Next Embedding Prediction Makes World Models Stronger
George Bredis, Nikita Balagansky, Daniil Gavrilov, Ruslan Rakhimov
2026-03-04
Summary
This paper introduces a new method called NE-Dreamer for teaching computers to learn through trial and error, specifically in situations where they don't have complete information about what's going on around them.
What's the problem?
When a computer is learning to do something, like play a game or control a robot, it needs to understand how its actions affect the world over time. This is especially hard when the computer can't see everything – imagine trying to play a game with a blurry screen! Existing methods often struggle to keep track of important information over longer periods, or they require a lot of extra help to learn effectively.
What's the solution?
NE-Dreamer solves this by using a special tool called a 'temporal transformer.' Think of it like a really good memory that helps the computer predict what will happen next based on what it has already experienced.
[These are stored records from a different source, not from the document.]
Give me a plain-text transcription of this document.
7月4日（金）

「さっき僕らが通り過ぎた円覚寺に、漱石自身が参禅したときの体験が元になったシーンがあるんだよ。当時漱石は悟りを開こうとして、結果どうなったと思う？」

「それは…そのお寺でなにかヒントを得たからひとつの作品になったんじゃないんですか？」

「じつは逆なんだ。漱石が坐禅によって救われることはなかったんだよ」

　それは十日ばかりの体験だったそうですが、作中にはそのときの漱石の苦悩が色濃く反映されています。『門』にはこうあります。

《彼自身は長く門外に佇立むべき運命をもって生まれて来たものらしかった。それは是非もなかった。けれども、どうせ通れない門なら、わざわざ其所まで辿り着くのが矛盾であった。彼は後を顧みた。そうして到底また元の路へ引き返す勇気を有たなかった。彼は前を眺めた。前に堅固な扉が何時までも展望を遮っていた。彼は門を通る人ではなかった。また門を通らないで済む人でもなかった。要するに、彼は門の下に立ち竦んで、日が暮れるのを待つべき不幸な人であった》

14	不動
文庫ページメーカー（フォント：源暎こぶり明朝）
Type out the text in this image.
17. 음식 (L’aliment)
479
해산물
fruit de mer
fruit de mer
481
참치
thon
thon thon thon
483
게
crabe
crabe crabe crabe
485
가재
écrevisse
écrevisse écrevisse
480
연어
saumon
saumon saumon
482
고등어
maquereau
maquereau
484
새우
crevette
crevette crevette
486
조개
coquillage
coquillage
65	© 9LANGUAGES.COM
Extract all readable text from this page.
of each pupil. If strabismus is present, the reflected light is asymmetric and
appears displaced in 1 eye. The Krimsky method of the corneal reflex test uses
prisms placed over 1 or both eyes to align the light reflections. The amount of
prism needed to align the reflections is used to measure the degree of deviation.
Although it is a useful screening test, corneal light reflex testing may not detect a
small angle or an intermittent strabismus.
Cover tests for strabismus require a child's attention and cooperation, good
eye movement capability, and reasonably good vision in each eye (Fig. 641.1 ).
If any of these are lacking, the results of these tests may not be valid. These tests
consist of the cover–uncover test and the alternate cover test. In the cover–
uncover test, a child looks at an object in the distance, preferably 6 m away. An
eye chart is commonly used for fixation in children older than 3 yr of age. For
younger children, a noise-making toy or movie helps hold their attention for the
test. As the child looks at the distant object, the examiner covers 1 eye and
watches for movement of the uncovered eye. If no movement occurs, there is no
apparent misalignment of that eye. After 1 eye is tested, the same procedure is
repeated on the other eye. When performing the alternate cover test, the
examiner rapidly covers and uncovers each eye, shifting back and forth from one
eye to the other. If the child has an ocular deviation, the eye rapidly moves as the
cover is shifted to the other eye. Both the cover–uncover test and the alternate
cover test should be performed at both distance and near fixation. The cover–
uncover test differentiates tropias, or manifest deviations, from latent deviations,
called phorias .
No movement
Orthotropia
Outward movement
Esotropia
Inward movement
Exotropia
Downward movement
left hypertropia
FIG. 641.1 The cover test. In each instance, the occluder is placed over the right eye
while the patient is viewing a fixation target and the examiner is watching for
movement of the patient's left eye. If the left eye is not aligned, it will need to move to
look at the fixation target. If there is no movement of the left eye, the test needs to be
Instead of trying to recreate what it sees (like some other methods), NE-Dreamer focuses on predicting the *important* parts of the situation as it changes, directly in a simplified representation of the world. This allows it to learn more efficiently and build a better understanding of how things work.
Why it matters?
This research shows that predicting what happens next using temporal transformers is a powerful way to teach computers to learn in complex and uncertain environments. It performs as well as, or even better than, other leading methods on challenging tasks, meaning it could be used to create more intelligent robots and AI systems that can handle real-world situations more effectively.
Abstract
Capturing temporal dependencies is critical for model-based reinforcement learning (MBRL) in partially observable, high-dimensional domains. We introduce NE-Dreamer, a decoder-free MBRL agent that leverages a temporal transformer to predict next-step encoder embeddings from latent state sequences, directly optimizing temporal predictive alignment in representation space. This approach enables NE-Dreamer to learn coherent, predictive state representations without reconstruction losses or auxiliary supervision. On the DeepMind Control Suite, NE-Dreamer matches or exceeds the performance of DreamerV3 and leading decoder-free agents. On a challenging subset of DMLab tasks involving memory and spatial reasoning, NE-Dreamer achieves substantial gains. These results establish next-embedding prediction with temporal transformers as an effective, scalable framework for MBRL in complex, partially observable environments.